So let me see if I have this right.

When workers are at their most vulnerable – when, for example, they’ve decided to join a union and are attempting to negotiate a first contract with a more powerful, perhaps hostile employer – Jamie Baillie is a champion of free collective bargaining. Let the chips fall where they may. So long as they fall the way of Michelin and Sobeys.

On the other hand, when workers have some leverage – when, to pick another example out of the ether, transit workers vote 98.4 per cent to stop driving their buses to put pressure on the employer to negotiate better terms – Baillie thinks collective bargaining is a crock and wants the premier to legislate them back to work. Immediately.

At least the Tory leader is consistent in his inconsistency.

When given the choice, Baillie will inevitably come down on the side of the overdog.

Baillie doesn’t put it that way, of course. “I’m a believer in collective bargaining,” he declared disingenuously Friday.

Baillie’s idea of collective bargaining? The premier should lock both sides in his office, “tell them they’ve got 12 hours to work out their differences and if they’re not able to do so, then he’ll settle it himself.”

How would Baillie settle it?

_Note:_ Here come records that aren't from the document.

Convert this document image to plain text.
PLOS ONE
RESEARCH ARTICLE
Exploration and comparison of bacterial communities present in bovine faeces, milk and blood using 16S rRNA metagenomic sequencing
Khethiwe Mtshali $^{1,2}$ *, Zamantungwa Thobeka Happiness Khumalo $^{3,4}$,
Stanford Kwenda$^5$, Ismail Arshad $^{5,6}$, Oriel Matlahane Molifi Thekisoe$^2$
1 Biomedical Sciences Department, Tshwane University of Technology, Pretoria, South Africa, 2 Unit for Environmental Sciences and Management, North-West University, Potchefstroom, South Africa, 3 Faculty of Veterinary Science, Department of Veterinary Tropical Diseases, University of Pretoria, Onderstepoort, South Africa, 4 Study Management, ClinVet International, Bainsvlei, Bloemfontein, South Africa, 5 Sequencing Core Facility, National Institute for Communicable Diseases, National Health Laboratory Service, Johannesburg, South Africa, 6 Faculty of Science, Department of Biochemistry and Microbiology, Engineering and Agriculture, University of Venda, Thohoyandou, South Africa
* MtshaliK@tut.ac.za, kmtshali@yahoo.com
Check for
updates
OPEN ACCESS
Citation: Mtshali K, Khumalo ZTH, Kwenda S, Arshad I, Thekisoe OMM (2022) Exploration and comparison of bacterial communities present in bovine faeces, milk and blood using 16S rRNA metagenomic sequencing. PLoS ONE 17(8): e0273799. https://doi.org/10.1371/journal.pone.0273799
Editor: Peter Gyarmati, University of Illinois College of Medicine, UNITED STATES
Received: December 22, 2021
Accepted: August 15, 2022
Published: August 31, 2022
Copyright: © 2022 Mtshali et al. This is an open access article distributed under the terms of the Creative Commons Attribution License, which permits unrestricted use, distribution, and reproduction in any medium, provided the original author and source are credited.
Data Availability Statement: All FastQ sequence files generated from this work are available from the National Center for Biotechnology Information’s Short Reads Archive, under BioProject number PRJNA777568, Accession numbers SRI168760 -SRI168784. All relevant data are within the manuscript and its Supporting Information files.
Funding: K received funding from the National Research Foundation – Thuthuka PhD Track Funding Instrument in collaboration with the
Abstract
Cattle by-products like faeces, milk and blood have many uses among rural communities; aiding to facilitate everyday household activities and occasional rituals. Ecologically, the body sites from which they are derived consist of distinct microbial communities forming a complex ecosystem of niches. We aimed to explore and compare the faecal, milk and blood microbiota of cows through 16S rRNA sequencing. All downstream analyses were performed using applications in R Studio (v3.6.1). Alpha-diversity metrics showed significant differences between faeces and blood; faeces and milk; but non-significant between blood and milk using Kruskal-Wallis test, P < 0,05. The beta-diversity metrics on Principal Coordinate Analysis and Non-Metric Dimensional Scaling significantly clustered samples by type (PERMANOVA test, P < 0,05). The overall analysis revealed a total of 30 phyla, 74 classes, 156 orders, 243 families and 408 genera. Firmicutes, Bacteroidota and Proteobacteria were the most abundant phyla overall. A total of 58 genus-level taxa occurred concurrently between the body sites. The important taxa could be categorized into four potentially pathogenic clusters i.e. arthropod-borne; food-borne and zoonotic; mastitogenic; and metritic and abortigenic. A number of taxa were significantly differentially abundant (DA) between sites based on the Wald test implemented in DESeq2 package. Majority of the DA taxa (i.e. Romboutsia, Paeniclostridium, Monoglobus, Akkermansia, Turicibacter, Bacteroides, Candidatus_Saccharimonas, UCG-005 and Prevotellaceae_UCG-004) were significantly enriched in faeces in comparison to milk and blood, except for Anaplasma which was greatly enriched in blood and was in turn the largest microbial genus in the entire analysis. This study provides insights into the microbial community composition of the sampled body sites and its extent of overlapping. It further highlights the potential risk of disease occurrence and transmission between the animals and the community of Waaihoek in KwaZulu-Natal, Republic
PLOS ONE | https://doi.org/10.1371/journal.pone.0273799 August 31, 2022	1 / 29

While he doesn’t offer specifics – three guesses on which side he would pick if he were premier – Baillie did say he wants the province to consider declaring transit an essential service so future collective bargaining could be rendered meaningless.

He’s a “believer” all right.

I will confess I’m not sure who’s right and who’s wrong in the current transit strike – or whether the answer to that question can be one or the other.

But I do know both sides are under enormous pressure to find a settlement. Union members face the daunting prospect of buying groceries and paying mortgages on meagre strike pay. Management has to know that if the strike drags on it risks a permanent loss of riders to carpooling, biking and walking.

There may come a time when legislation is necessary. But not yet. Let the two sides bargain collectively. Without meddling from “believers” like Baillie.